A successful example can be found in how we treat our large Asian Indian population, which unfortunately leads the world in early onset diabetes and heart disease. These patients often see me for a culturally tailored medical and lifestyle consult, and then get referred to the South Asian Heart Center, a not-for-profit community resource where they get further counseling and monthly support from volunteer health coaches.
Employers also have an important role to play. Empowering employees to take care of their health needs means a culture of health must pervade every square inch of a company, from the cafeteria to the break room, to the person in charge of catering meetings. A culture that is motivating means making sure managers are buying into that message and not just focusing on extreme levels of productivity. What if employee evaluations included the question, “Does your manager encourage a balanced lifestyle?”

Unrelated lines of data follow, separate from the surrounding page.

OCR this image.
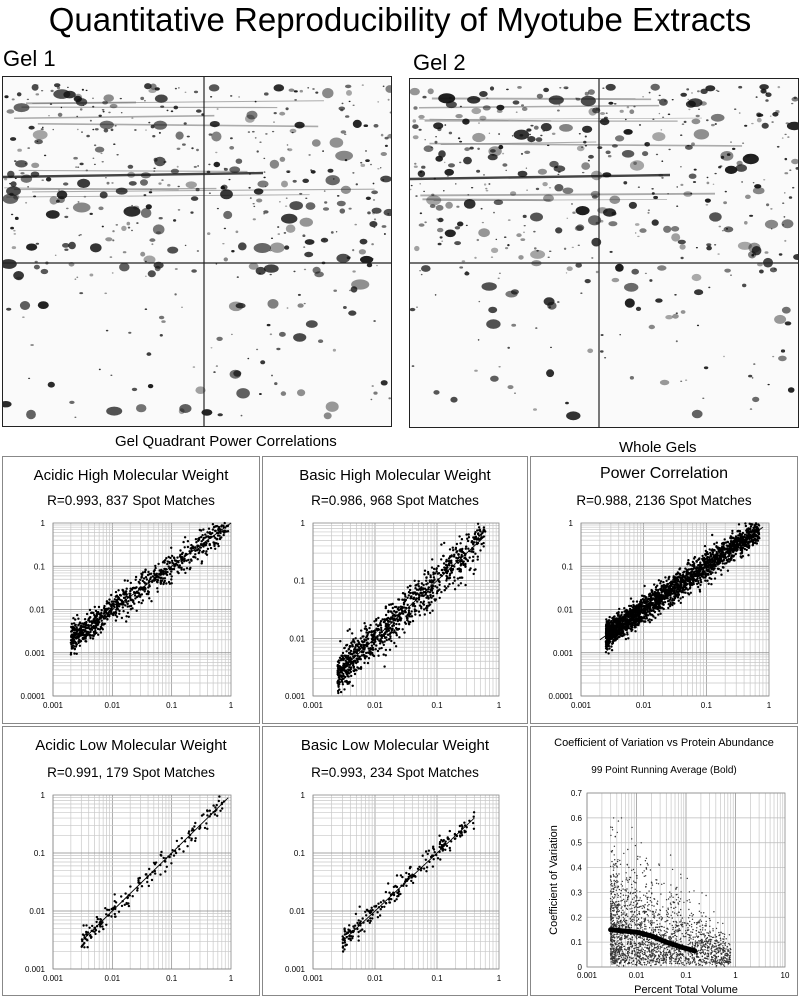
Quantitative Reproducibility of Myotube Extracts
Gel 1	Gel 2
Gel Quadrant Power Correlations	Whole Gels
Acidic High Molecular Weight
R=0.993, 837 Spot Matches
0.001	0.01	0.1	1
1
0.1
0.01
0.001
0.0001
Basic High Molecular Weight
R=0.986, 968 Spot Matches
0.001	0.01	0.1	1
1
0.1
0.01
0.001
Power Correlation
R=0.988, 2136 Spot Matches
0.001	0.01	0.1	1
1
0.1
0.01
0.001
0.0001
Acidic Low Molecular Weight
R=0.991, 179 Spot Matches
0.001	0.01	0.1	1
1
0.1
0.01
0.001
Basic Low Molecular Weight
R=0.993, 234 Spot Matches
0.001	0.01	0.1	1
1
0.1
0.01
0.001
Coefficient of Variation vs Protein Abundance
99 Point Running Average (Bold)
0
0.1
0.2
0.3
0.4
0.5
0.6
0.7
0.001	0.01	0.1	1	10
Percent Total Volume
Coefficient of Variation
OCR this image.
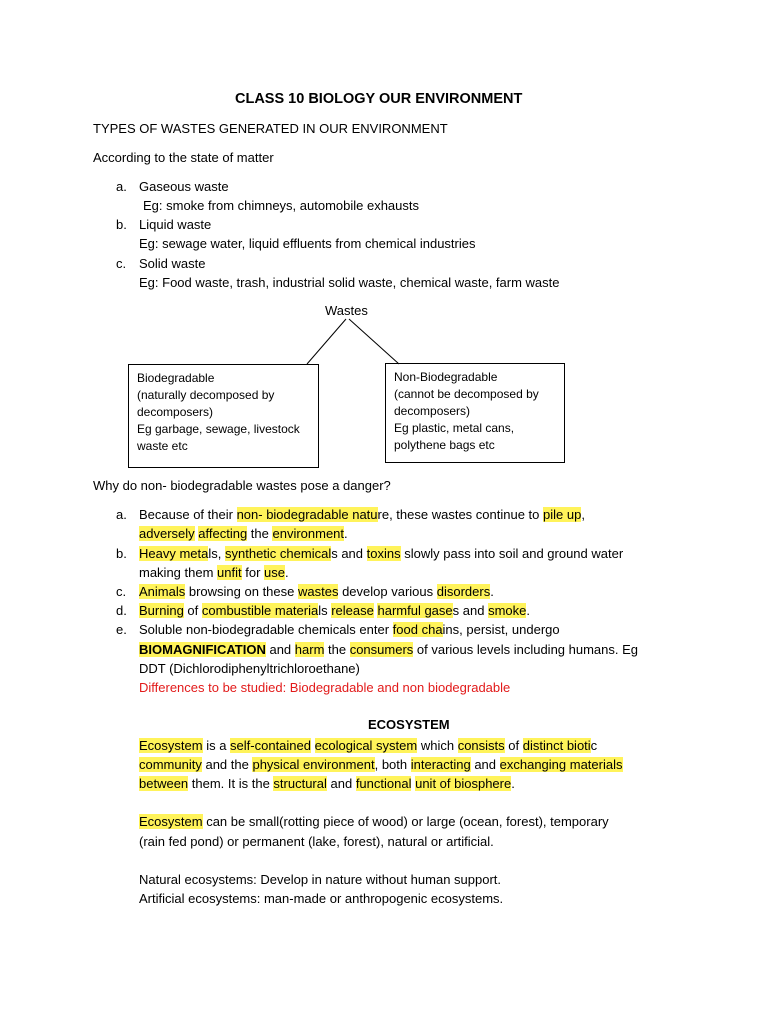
CLASS 10 BIOLOGY OUR ENVIRONMENT
TYPES OF WASTES GENERATED IN OUR ENVIRONMENT
According to the state of matter
a. Gaseous waste
Eg: smoke from chimneys, automobile exhausts
b. Liquid waste
Eg: sewage water, liquid effluents from chemical industries
c. Solid waste
Eg: Food waste, trash, industrial solid waste, chemical waste, farm waste
Wastes
Biodegradable
(naturally decomposed by
decomposers)
Eg garbage, sewage, livestock
waste etc
Non-Biodegradable
(cannot be decomposed by
decomposers)
Eg plastic, metal cans,
polythene bags etc
Why do non- biodegradable wastes pose a danger?
a. Because of their non- biodegradable nature, these wastes continue to pile up,
adversely affecting the environment.
b. Heavy metals, synthetic chemicals and toxins slowly pass into soil and ground water
making them unfit for use.
c. Animals browsing on these wastes develop various disorders.
d. Burning of combustible materials release harmful gases and smoke.
e. Soluble non-biodegradable chemicals enter food chains, persist, undergo
BIOMAGNIFICATION and harm the consumers of various levels including humans. Eg
DDT (Dichlorodiphenyltrichloroethane)
Differences to be studied: Biodegradable and non biodegradable
ECOSYSTEM
Ecosystem is a self-contained ecological system which consists of distinct biotic
community and the physical environment, both interacting and exchanging materials
between them. It is the structural and functional unit of biosphere.
Ecosystem can be small(rotting piece of wood) or large (ocean, forest), temporary
(rain fed pond) or permanent (lake, forest), natural or artificial.
Natural ecosystems: Develop in nature without human support.
Artificial ecosystems: man-made or anthropogenic ecosystems.
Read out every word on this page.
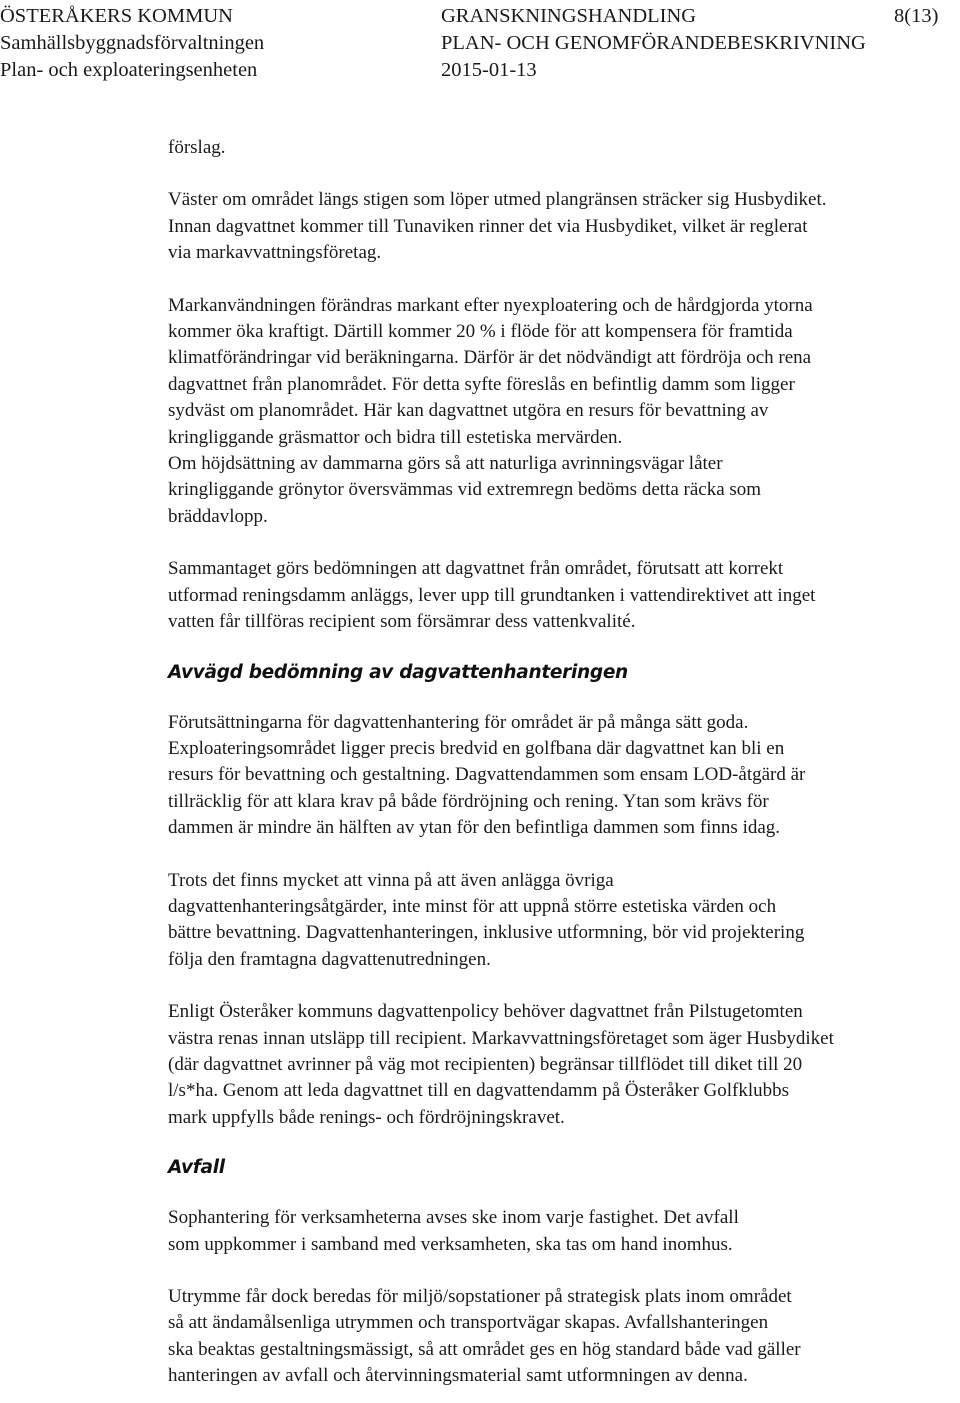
ÖSTERÅKERS KOMMUN	GRANSKNINGSHANDLING	8(13)
Samhällsbyggnadsförvaltningen	PLAN- OCH GENOMFÖRANDEBESKRIVNING
Plan- och exploateringsenheten	2015-01-13

förslag.

Väster om området längs stigen som löper utmed plangränsen sträcker sig Husbydiket.
Innan dagvattnet kommer till Tunaviken rinner det via Husbydiket, vilket är reglerat
via markavvattningsföretag.

Markanvändningen förändras markant efter nyexploatering och de hårdgjorda ytorna
kommer öka kraftigt. Därtill kommer 20 % i flöde för att kompensera för framtida
klimatförändringar vid beräkningarna. Därför är det nödvändigt att fördröja och rena
dagvattnet från planområdet. För detta syfte föreslås en befintlig damm som ligger
sydväst om planområdet. Här kan dagvattnet utgöra en resurs för bevattning av
kringliggande gräsmattor och bidra till estetiska mervärden.
Om höjdsättning av dammarna görs så att naturliga avrinningsvägar låter
kringliggande grönytor översvämmas vid extremregn bedöms detta räcka som
bräddavlopp.

Sammantaget görs bedömningen att dagvattnet från området, förutsatt att korrekt
utformad reningsdamm anläggs, lever upp till grundtanken i vattendirektivet att inget
vatten får tillföras recipient som försämrar dess vattenkvalité.

Avvägd bedömning av dagvattenhanteringen

Förutsättningarna för dagvattenhantering för området är på många sätt goda.
Exploateringsområdet ligger precis bredvid en golfbana där dagvattnet kan bli en
resurs för bevattning och gestaltning. Dagvattendammen som ensam LOD-åtgärd är
tillräcklig för att klara krav på både fördröjning och rening. Ytan som krävs för
dammen är mindre än hälften av ytan för den befintliga dammen som finns idag.

Trots det finns mycket att vinna på att även anlägga övriga
dagvattenhanteringsåtgärder, inte minst för att uppnå större estetiska värden och
bättre bevattning. Dagvattenhanteringen, inklusive utformning, bör vid projektering
följa den framtagna dagvattenutredningen.

Enligt Österåker kommuns dagvattenpolicy behöver dagvattnet från Pilstugetomten
västra renas innan utsläpp till recipient. Markavvattningsföretaget som äger Husbydiket
(där dagvattnet avrinner på väg mot recipienten) begränsar tillflödet till diket till 20
l/s*ha. Genom att leda dagvattnet till en dagvattendamm på Österåker Golfklubbs
mark uppfylls både renings- och fördröjningskravet.

Avfall

Sophantering för verksamheterna avses ske inom varje fastighet. Det avfall
som uppkommer i samband med verksamheten, ska tas om hand inomhus.

Utrymme får dock beredas för miljö/sopstationer på strategisk plats inom området
så att ändamålsenliga utrymmen och transportvägar skapas. Avfallshanteringen
ska beaktas gestaltningsmässigt, så att området ges en hög standard både vad gäller
hanteringen av avfall och återvinningsmaterial samt utformningen av denna.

Employees who have overcome health challenges should be celebrated as energetically as high producers. Some companies have designated employee health champions to help motivate peers. Often an employee can motivate a peer far more effectively than a doctor or a dietitian can. Every company has a legion of potential health champions who can inspire the rest of the troops.
Improving human health is far more complex than any other challenge Silicon Valley has taken on and no single company or provider can do it alone.
Highly talented Silicon Valley employees, — ironically, many of them working for health care start-ups, are skating a thin line between productivity, innovation and burnout. To become healthier, they need to be fully supported by their employers, their health care system and the community.
It’s time for all companies to weave health into their corporate culture and identity, rather than offering it as a “benefit.”